Lors de son passage sur Sud Radio, Miss France 2025, une des seules femmes noire à avoir remporté le prestigieux concours, a été confrontée à une question inattendue et politiquement lourde : « Êtes-vous Charlie ? ».
L’interrogatoire moral adressé à Miss France 2025 semble contraster avec les interviews de ses prédécesseurs, majoritairement blanches, qui ont rarement été invitées à s’exprimer sur des sujets aussi clivants. Elles ont plutôt pour habitude de faire face à un traitement médiatique centré sur des banalités: leur couleur préférée, leur film préféré ou leurs rêves de voyage…
Mais voilà qu’une jeune femme noire, rompant avec les codes historiques du concours, se retrouve sommée de se positionner sur une question politique hautement symbolique.
Rappelons que 10 minutes à peine après son élection, Miss France essuyait déjà une vague de racisme et de harcèlement sur les réseaux sociaux, Miss France 2025 était aussi déjà plus scrutée que ses aînées, avec des attentes beaucoup plus grandes. En raison de son apparence, elle semble devoir prouver sa « compatibilité » avec les valeurs républicaines, tandis que ses prédécesseures n’ont jamais eu à justifier leur place en tant que symbole de la France.Ce double standard, toujours plus exigeant, souligne la persistance d’une discrimination subtile, mais bien réelle.
C’est pourtant sans attendre que la Miss s’est emparée de ses plateformes de communication pour revenir sur la polémique naissante.

Mais trop tard…
Sa réponse et son choix de s’abstenir étaient déjà repris, critiqués et souvent transformés, confirmant qu’elle « n’était pas Charlie » occultant complètement son devoir de neutralité, bien connu des journalistes ; et entraînant rapidement après la réponse du journal Charlie Hebdo.
« Être Charlie », pour beaucoup, c’est défendre la liberté d’expression. Mais cela ne signifie pas pour autant adhérer à l’ensemble des contenus publiés par Charlie Hebdo. Certains dessins, comme celui publié récemment lors du procès de Gisèle Pelicot ont provoqué une vague d’indignations, même parmi les « non-croyants ».
Mais peut-on être en faveur de la liberté d’expression tout en se sentant blessé par certaines formes d’humour ? Absolument. Cela ne fait pas de ces personnes des ennemis de la liberté d’expression ; elles revendiquent simplement le droit de ne pas adhérer à un humour qu’elles considèrent blessant.

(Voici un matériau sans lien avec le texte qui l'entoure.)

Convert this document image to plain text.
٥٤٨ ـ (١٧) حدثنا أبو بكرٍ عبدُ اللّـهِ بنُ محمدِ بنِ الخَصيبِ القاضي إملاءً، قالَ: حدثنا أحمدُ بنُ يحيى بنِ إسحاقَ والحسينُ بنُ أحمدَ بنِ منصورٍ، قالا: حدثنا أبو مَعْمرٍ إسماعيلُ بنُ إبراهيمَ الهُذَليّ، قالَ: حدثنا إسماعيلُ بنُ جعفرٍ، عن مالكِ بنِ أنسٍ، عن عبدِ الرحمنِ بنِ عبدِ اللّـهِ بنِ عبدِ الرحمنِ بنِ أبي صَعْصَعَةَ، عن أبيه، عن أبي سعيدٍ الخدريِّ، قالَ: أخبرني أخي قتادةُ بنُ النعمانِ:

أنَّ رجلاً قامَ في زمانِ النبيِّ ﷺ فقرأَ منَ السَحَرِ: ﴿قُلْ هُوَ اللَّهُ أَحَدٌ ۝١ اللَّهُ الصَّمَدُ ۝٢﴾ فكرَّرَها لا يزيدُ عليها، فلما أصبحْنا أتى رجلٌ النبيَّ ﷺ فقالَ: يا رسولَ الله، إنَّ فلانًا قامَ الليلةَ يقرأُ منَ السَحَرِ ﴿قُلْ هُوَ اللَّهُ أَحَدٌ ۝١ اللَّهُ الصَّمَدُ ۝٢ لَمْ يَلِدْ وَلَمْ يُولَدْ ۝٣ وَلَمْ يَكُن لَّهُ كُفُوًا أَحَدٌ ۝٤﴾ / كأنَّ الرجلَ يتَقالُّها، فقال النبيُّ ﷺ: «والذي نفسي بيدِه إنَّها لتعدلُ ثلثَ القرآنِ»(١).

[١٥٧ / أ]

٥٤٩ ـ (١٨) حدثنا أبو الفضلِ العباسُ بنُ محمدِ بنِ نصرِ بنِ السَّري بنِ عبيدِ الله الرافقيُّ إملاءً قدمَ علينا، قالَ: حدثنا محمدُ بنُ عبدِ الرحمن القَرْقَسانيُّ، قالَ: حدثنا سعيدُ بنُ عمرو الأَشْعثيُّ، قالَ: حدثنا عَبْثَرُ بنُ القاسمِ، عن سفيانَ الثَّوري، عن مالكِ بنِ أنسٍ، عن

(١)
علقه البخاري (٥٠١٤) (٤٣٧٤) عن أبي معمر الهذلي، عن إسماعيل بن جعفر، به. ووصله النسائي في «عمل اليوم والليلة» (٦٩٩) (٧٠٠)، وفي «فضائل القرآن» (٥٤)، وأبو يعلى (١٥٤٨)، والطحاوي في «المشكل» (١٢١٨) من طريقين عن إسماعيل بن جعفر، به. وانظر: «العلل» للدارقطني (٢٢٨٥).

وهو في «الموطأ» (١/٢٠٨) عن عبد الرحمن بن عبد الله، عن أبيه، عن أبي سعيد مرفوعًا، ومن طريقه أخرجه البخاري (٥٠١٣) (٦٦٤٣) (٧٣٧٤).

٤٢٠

Une injonction discriminante
Revenons enfin à Miss France 2025. Lui poser une question telle que « Êtes-vous Charlie ? », c’est l’obliger à se justifier, à prouver qu’elle est « compatible » avec les valeurs républicaines. Cette démarche révèle un double standard : être noire ou issue d’une minorité, c’est devoir passer des tests identitaires auxquels les autres échappent. Ce traitement inégal souligne une discrimination insidieuse qui persiste même dans des sphères supposées neutres.